I saw her, I recognized her, and I walked past her. I wanted to stop, and I wanted to talk to her, and share my experiences and tell her to press on, to hang on to hope and love and faith and come out clean at the other end of her tunnel. I wanted to say something, anything, to reassure her. YOU ARE NOT ALONE, I should have said. I WILL PRAY FOR YOU, I should have said. GOD BLESS YOU, I should have said. I should have stopped and looked her in the face and asked her how she was doing and encouraged her. I should have told her that I knew how she felt. But instead I said nothing.

I walked past her, leaving her to her book and her literal and figurative moment in the sun.
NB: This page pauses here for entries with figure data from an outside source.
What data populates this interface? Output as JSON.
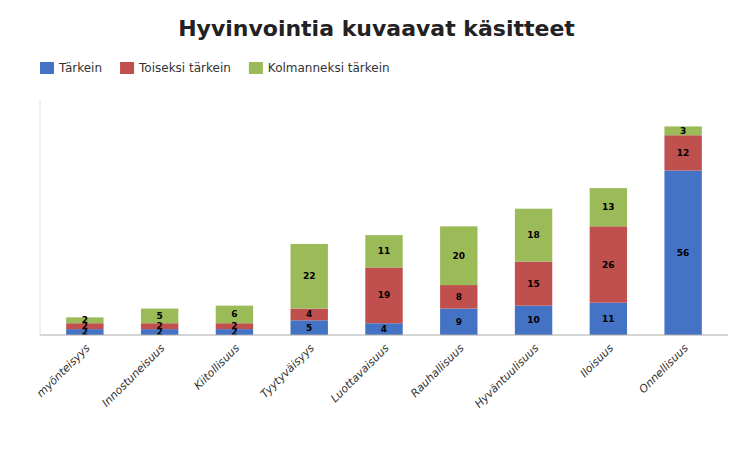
{
  "chart_data": {
    "type": "bar",
    "stacked": true,
    "title": "Hyvinvointia kuvaavat käsitteet",
    "categories": [
      "myönteisyys",
      "Innostuneisuus",
      "Kiitollisuus",
      "Tyytyväisyys",
      "Luottavaisuus",
      "Rauhallisuus",
      "Hyväntuulisuus",
      "Iloisuus",
      "Onnellisuus"
    ],
    "series": [
      {
        "name": "Tärkein",
        "color": "#4472C4",
        "values": [
          2,
          2,
          2,
          5,
          4,
          9,
          10,
          11,
          56
        ]
      },
      {
        "name": "Toiseksi tärkein",
        "color": "#C0504D",
        "values": [
          2,
          2,
          2,
          4,
          19,
          8,
          15,
          26,
          12
        ]
      },
      {
        "name": "Kolmanneksi tärkein",
        "color": "#9BBB59",
        "values": [
          2,
          5,
          6,
          22,
          11,
          20,
          18,
          13,
          3
        ]
      }
    ],
    "ylim": [
      0,
      80
    ],
    "data_labels": true,
    "tick_labels": "x",
    "legend": "upper left",
    "grid": false
  }
}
I don’t want to interrupt her, I said. I don’t want to be a nuisance, I said. What can I tell this girl that she doesn’t already know, I said.

I have replayed that moment in my head so many times since that day. And while I wanted to respect her privacy (and would have, had she brushed me off or asked me to go away), I can’t help but think that my own self-consciousness got in the way of sharing a real, empathizing moment with someone who, like me, probably had few peers to empathize with. I could have given that woman a real glimpse of hope in a very difficult time. But I walked by.

My regret serves as my reminder. It’s a reminder that no matter how long any of us live, there is a limited time to be real, and to give hope, and to engage and empower and love others who absolutely need it. There’s no assurance that 10 years from now will come.

The time to have that impact is now.